Transitional Blues
Transitions can be scary, just like going from the 44th war criminal to the 45th United States war criminal. Oh wait that was supposed to be president and not war criminal, my mistake. I too am about to experience a transitional phase in my life and since I am a drama king I chose to write a drawn out set of words to illustrate my thoughts instead of venting in a group chat like a normal millennial.
If you’ve made it this far, thank you for taking your time out to read this rambling. I’m sure you have more interesting things to do such as scratching your ass, worshipping celebrities on social media, or trolling people on Twitter as you call them racial and homophobic slurs. Actually, I know you’re not doing any of the previously mentioned activities because you’re probably out in the world trying to come up with a plan to achieve world peace.
Honestly, I am terrified of what is to come next. You’re probably thinking I am terrified because I just saw a spider scurry across the wall in front of me and normally that would be the case, but not today. I’m terrified because nothing is coming together like I planned all of this time. I’m sure this is how the United States government must feel daily. But damn it I am not like the US government because I actually have integrity and genuinely care about others, so at least something good should be guaranteed to come way in this life, right?
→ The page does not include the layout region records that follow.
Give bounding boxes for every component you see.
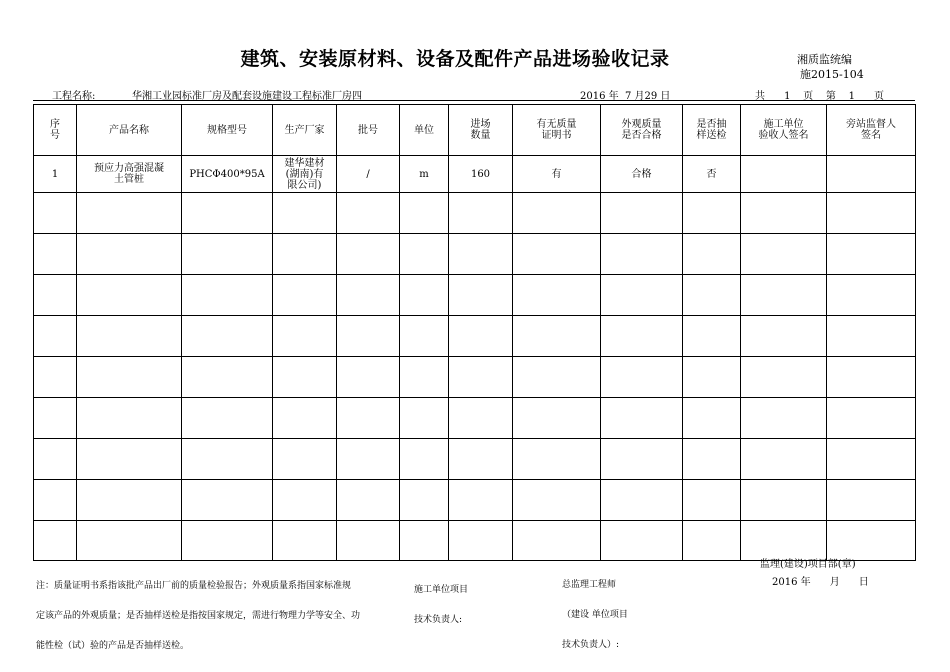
table-cell	[741, 234, 827, 275]
table-cell	[77, 193, 182, 234]
table-cell	[400, 275, 449, 316]
table-cell	[513, 480, 601, 521]
table-cell	[683, 156, 741, 193]
table-cell	[77, 275, 182, 316]
table-cell	[513, 357, 601, 398]
cell-line: 建华建材	[284, 157, 325, 169]
table-cell	[34, 156, 77, 193]
column-header	[683, 105, 741, 156]
cell-line: 规格型号	[207, 124, 247, 136]
table-cell	[827, 275, 916, 316]
table-cell	[513, 275, 601, 316]
contractor-signature-block	[414, 565, 468, 635]
table-cell	[400, 439, 449, 480]
table-cell	[683, 439, 741, 480]
table-cell	[273, 398, 337, 439]
table-cell	[77, 156, 182, 193]
acceptance-table	[33, 104, 916, 561]
table-cell	[400, 156, 449, 193]
cell-line: 预应力高强混凝	[94, 163, 164, 174]
table-cell	[601, 480, 683, 521]
cell-line: /	[366, 168, 370, 180]
table-cell	[513, 439, 601, 480]
table-cell	[449, 275, 513, 316]
table-cell	[513, 234, 601, 275]
inspection-date: 2016 年 7 月29 日	[580, 91, 671, 102]
contractor-line: 技术负责人:	[414, 615, 463, 625]
table-cell	[273, 480, 337, 521]
table-cell	[601, 316, 683, 357]
table-cell	[77, 521, 182, 561]
table-cell	[449, 398, 513, 439]
table-cell	[34, 275, 77, 316]
table-cell	[273, 316, 337, 357]
table-cell	[827, 521, 916, 561]
supervisor-signature-block	[562, 560, 628, 660]
column-header	[337, 105, 400, 156]
table-row	[34, 156, 916, 193]
cell-line: 旁站监督人	[846, 119, 896, 130]
table-row	[34, 275, 916, 316]
cell-line: 签名	[861, 130, 881, 141]
table-cell	[601, 156, 683, 193]
table-cell	[513, 398, 601, 439]
table-cell	[449, 234, 513, 275]
table-cell	[337, 156, 400, 193]
table-cell	[182, 275, 273, 316]
table-cell	[601, 234, 683, 275]
project-name-label: 工程名称:	[52, 91, 96, 102]
table-cell	[513, 521, 601, 561]
table-cell	[77, 316, 182, 357]
table-cell	[449, 156, 513, 193]
cell-line: 限公司)	[287, 179, 322, 191]
table-cell	[34, 398, 77, 439]
table-cell	[683, 275, 741, 316]
table-cell	[683, 398, 741, 439]
table-cell	[827, 193, 916, 234]
cell-line: 有	[551, 168, 562, 180]
table-cell	[683, 357, 741, 398]
table-cell	[601, 193, 683, 234]
header-rule	[33, 100, 915, 101]
cell-line: 160	[470, 168, 491, 180]
cell-line: 有无质量	[536, 119, 577, 130]
table-cell	[400, 398, 449, 439]
table-cell	[449, 480, 513, 521]
table-cell	[34, 316, 77, 357]
table-cell	[182, 316, 273, 357]
table-cell	[827, 316, 916, 357]
table-row	[34, 398, 916, 439]
cell-line: 样送检	[696, 130, 727, 141]
page-title: 建筑、安装原材料、设备及配件产品进场验收记录	[240, 48, 670, 70]
table-cell	[337, 316, 400, 357]
column-header	[182, 105, 273, 156]
table-cell	[449, 357, 513, 398]
form-code-line2: 施2015-104	[800, 68, 864, 81]
table-cell	[741, 398, 827, 439]
table-cell	[273, 156, 337, 193]
table-row	[34, 193, 916, 234]
table-cell	[513, 193, 601, 234]
table-cell	[400, 316, 449, 357]
table-cell	[827, 439, 916, 480]
table-cell	[337, 234, 400, 275]
cell-line: 是否合格	[621, 130, 662, 141]
column-header	[34, 105, 77, 156]
table-cell	[34, 193, 77, 234]
table-cell	[601, 275, 683, 316]
table-cell	[273, 275, 337, 316]
table-cell	[601, 357, 683, 398]
column-header	[273, 105, 337, 156]
table-cell	[400, 234, 449, 275]
table-cell	[182, 398, 273, 439]
table-row	[34, 480, 916, 521]
cell-line: 产品名称	[109, 124, 149, 136]
table-cell	[449, 316, 513, 357]
table-cell	[34, 234, 77, 275]
table-cell	[34, 480, 77, 521]
cell-line: 否	[706, 168, 717, 180]
table-cell	[741, 357, 827, 398]
table-cell	[182, 521, 273, 561]
signature-date: 2016 年 月 日	[772, 577, 869, 588]
table-cell	[400, 480, 449, 521]
table-cell	[34, 357, 77, 398]
cell-line: m	[419, 168, 429, 180]
table-cell	[273, 521, 337, 561]
cell-line: 号	[50, 130, 60, 141]
table-cell	[683, 521, 741, 561]
footnote-line: 能性检（试）验的产品是否抽样送检。	[36, 641, 190, 651]
supervisor-line: （建设 单位项目	[562, 610, 628, 620]
table-cell	[741, 275, 827, 316]
table-cell	[827, 234, 916, 275]
table-cell	[273, 193, 337, 234]
table-cell	[449, 439, 513, 480]
table-cell	[337, 480, 400, 521]
table-cell	[400, 193, 449, 234]
project-name: 华湘工业园标准厂房及配套设施建设工程标准厂房四	[132, 91, 362, 102]
cell-line: 外观质量	[621, 119, 662, 130]
column-header	[827, 105, 916, 156]
table-cell	[182, 480, 273, 521]
table-cell	[601, 521, 683, 561]
table-cell	[741, 439, 827, 480]
cell-line: 验收人签名	[758, 130, 809, 141]
table-cell	[273, 357, 337, 398]
column-header	[513, 105, 601, 156]
form-code-line1: 湘质监统编	[797, 53, 852, 66]
cell-line: 施工单位	[763, 119, 804, 130]
table-cell	[273, 234, 337, 275]
table-cell	[449, 193, 513, 234]
cell-line: 进场	[470, 119, 491, 130]
cell-line: (湖南)有	[285, 168, 324, 180]
table-cell	[827, 480, 916, 521]
table-cell	[182, 193, 273, 234]
table-cell	[337, 357, 400, 398]
cell-line: 土管桩	[114, 174, 144, 185]
table-cell	[337, 275, 400, 316]
table-row	[34, 439, 916, 480]
table-cell	[337, 439, 400, 480]
table-cell	[34, 439, 77, 480]
table-cell	[77, 480, 182, 521]
column-header	[601, 105, 683, 156]
table-cell	[337, 398, 400, 439]
table-cell	[77, 398, 182, 439]
table-cell	[513, 316, 601, 357]
table-row	[34, 357, 916, 398]
table-row	[34, 316, 916, 357]
column-header	[449, 105, 513, 156]
cell-line: 合格	[631, 168, 652, 180]
table-cell	[182, 439, 273, 480]
table-header-row	[34, 105, 916, 156]
table-cell	[741, 156, 827, 193]
supervisor-line: 总监理工程师	[562, 580, 617, 590]
column-header	[741, 105, 827, 156]
table-cell	[683, 193, 741, 234]
cell-line: 是否抽	[696, 119, 727, 130]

I just get discouraged because I’ve actually accomplished goals for myself in an effort to set myself up for success, but a lot like your boyfriend’s beard, nothing is connecting. Was that rude of me to say? There’s nothing wrong with a beard that doesn’t connect, it probably doesn’t connect because you don’t watch enough anime or you probably think the Earth is flat. At this point of my life, I do wish the Earth were flat so I could just jump off of it and hopefully land in a better situation.
I am separating from the military soon and I have yet to find employment or even be accepted into any school’s doctoral program. The military claims to have setup all of these programs for veteran job placement, but it’s really all an illusion just like everything else Uncle Sam does. I can’t even get a job working for a six year old at their lemonade stand.
People are always quick to ask me what kind of job I am looking for or what do I like doing. I respond by telling them I like to write with the intention of making the lives of others a little bit better if I can. People then say, “Oh that’s so cool, you should write a book!” No, I don’t want to write a damn book. And you would not even read it either. What would I write a book about anyway? My only expertise is in falling in love with people who don’t notice me and eating high calorie snacks so basically my books would be episodes of The Parkers. You didn’t get that reference because you’re either too young, hate female leads, or you probably have not even made it this far in the reading because you got upset about me saying your boyfriend’s beard doesn’t connect. Sigh.
I keep being told to just be patient and good things are sure to come my way because God will bless me. Yes, the same God that my ancestors prayed to while they were in chains building a country that wasn’t meant to benefit them is supposedly coming to my rescue. My patience is running thin, razor thin (I totally could use this opportunity to make a joke about your boyfriend’s thin hairline, but that’s just plain mean).
Often times I wonder if everything that I’ve done to build myself up was all in vain. I don’t have wealthy parents so I don’t have time to just sit on my ass and wait for something to happen. I’m not shaped like Beyoncé so being a bottle girl at a club would never work. I’m not popular enough to sell any damn books either.
Someone please send help or maybe some snacks. Actually, just send some snacks because if you send help then someone might call me and I have way too much anxiety to be answering the phone.